As the defending Olympic gold medalist and a dominant performer on the World Cup circuit, Heil was a gold medal favourite in moguls at the 2010 Games. The pressure on her, however, was ratcheted up to immense levels through no fault of her own, as the country was hungry for someone to become the first Canadian ever to win an Olympic gold medal on home soil. Canada had hosted a Winter Games in Calgary in 1988 and a Summer Games in Montreal in 1976 without reaching the top of the podium, and all of that pent-up up angst was seemingly transferred to Heil simply because she was a great athlete competing on the first day of competition at the 2010 Games.
So what happened? Heil competed like a champion, laying down monster runs under intense scrutiny. In the end she scored silver, placing second behind Hannah Kearney of the United States. The golden drought was ended one day later by her moguls teammate Alexandre Bilodeau. Heil is now is rightfully recognized as one of Canada's most accomplished athletes with two Olympic medals and six world championship medals, including four golds, to her name.

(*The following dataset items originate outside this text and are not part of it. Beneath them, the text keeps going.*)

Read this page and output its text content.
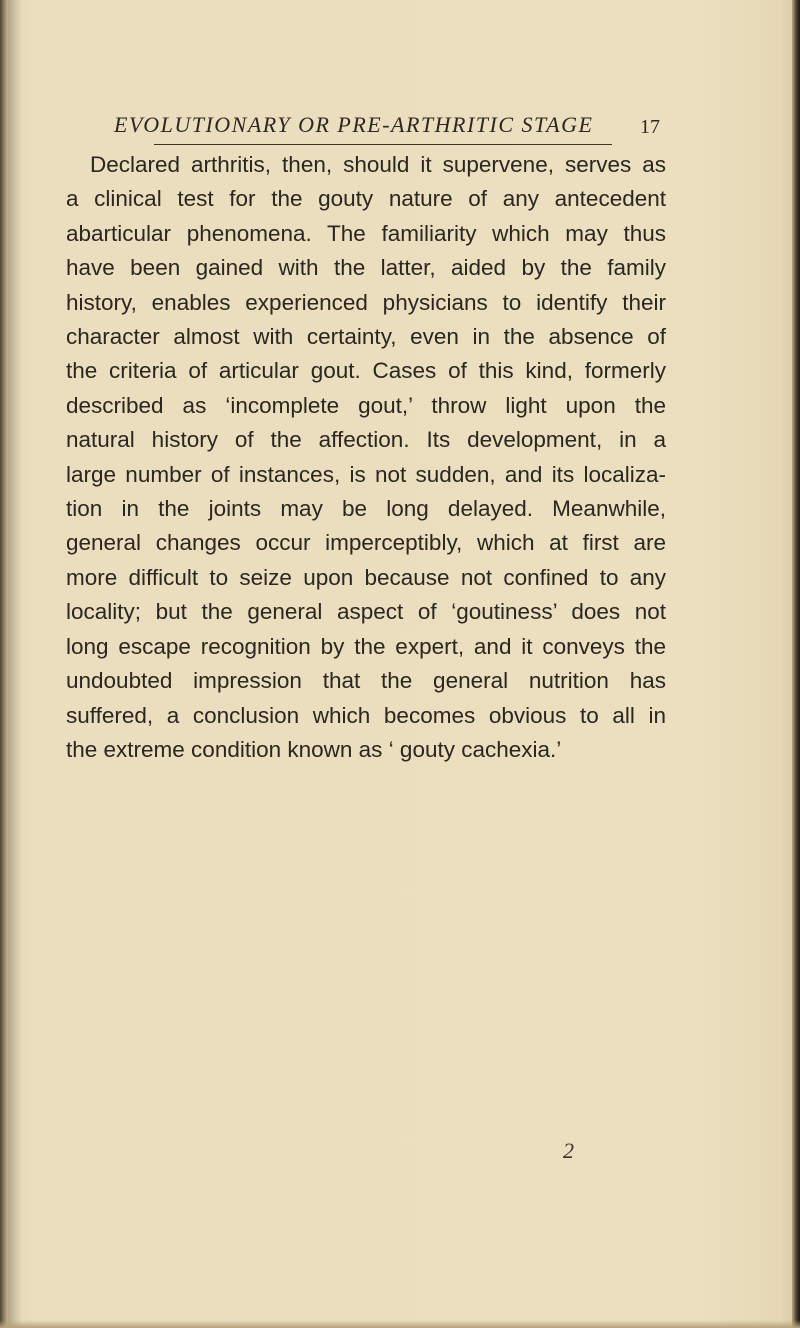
EVOLUTIONARY OR PRE-ARTHRITIC STAGE 17
Declared arthritis, then, should it supervene, serves as
a clinical test for the gouty nature of any antecedent
abarticular phenomena. The familiarity which may thus
have been gained with the latter, aided by the family
history, enables experienced physicians to identify their
character almost with certainty, even in the absence of
the criteria of articular gout. Cases of this kind, formerly
described as ‘incomplete gout,’ throw light upon the
natural history of the affection. Its development, in a
large number of instances, is not sudden, and its localiza-
tion in the joints may be long delayed. Meanwhile,
general changes occur imperceptibly, which at first are
more difficult to seize upon because not confined to any
locality; but the general aspect of ‘goutiness’ does not
long escape recognition by the expert, and it conveys the
undoubted impression that the general nutrition has
suffered, a conclusion which becomes obvious to all in
the extreme condition known as ‘ gouty cachexia.’
2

Here Heil tells the North Shore News about her experience competing in those 2010 Olympic Games in Vancouver.
What was it like competing at a home Olympic Games?
It was like winning the lottery. The experience was filled with the most intense pressure and joy and was the highlight of my career.

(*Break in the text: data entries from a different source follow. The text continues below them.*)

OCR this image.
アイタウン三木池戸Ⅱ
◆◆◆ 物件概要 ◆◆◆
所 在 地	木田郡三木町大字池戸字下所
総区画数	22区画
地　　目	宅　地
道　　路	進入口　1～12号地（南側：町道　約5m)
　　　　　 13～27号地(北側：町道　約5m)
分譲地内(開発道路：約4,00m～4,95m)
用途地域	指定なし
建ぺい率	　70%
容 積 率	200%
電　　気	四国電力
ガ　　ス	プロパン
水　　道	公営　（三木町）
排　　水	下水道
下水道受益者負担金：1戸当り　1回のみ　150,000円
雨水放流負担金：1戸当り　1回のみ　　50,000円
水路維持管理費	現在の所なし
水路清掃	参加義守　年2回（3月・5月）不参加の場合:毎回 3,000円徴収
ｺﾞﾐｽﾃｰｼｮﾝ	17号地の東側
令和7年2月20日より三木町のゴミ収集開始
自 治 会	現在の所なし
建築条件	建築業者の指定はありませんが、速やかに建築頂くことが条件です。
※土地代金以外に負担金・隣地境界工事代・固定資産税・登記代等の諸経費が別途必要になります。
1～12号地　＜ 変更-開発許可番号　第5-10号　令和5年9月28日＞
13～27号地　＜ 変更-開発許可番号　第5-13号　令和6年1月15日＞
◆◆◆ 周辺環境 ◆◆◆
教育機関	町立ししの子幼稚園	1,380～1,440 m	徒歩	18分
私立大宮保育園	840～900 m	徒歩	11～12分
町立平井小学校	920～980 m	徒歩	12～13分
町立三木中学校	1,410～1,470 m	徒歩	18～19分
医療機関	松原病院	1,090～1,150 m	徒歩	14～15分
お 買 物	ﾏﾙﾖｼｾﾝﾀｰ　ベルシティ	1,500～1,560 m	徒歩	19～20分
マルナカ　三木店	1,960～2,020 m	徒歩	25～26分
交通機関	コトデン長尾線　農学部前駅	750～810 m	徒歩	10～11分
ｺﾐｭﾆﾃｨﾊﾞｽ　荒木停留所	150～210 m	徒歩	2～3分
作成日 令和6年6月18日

What was the fan support like for you?
When my name was announced just before I pushed out of the start gate, it was like the entire mountain shook with the cheers of Canadians. That support gave me the courage to lay it on the line.
When I received my medal in B.C. place again the power of the support from Canadians instantly brought me to tears. All these years later I still haven’t found the words to describe what it felt like to receive such amazing support.
How do you feel about your performance?
Many journalists said that it was myself and the men’s hockey team that faced the most pressure at the Games, but that they were able to face it as a team. There is no doubt that the pressure was beyond intense, as a reigning Olympic champion, competing day one. As I look back I have so much love for the moment, for the Canadians that rallied around the athletes, to my team who made sure I was ready to face that pressure, and to my family who made it all possible. Representing our great country on the world stage has been the honour of a lifetime.
What moment from the 2010 Games is seared into your memory forever?
Too many to count! From my actual performance, to walking down Robson Street receiving high fives and joining in the singing of spontaneous O’ Canada’s, to watching my teammate and good friend Alex Bilodeau bring home gold…and on and on it goes...
How do you feel anytime you hear that “I believe” music start playing now?
Fortunately I don’t hear it all that often because I think I would for sure just start crying!
What are you up to now?
I am the VP of Sport Development at viaSport BC, an organization that was the legacy of 2010 and governs the investment in sport in B.C. We’re working on a couple of transformative projects to ensure sport is safe, inclusive and meaningful for British Columbians. I am also co-producing a couple of documentaries on women in sport, provide training to executives on a high-performance mindset, and I’m a mom to two young boys!
What advice would you give to aspiring Olympians?
My advice to anyone aspiring to reach their goals whether it be in sport or otherwise is it do it for the joy of the effort.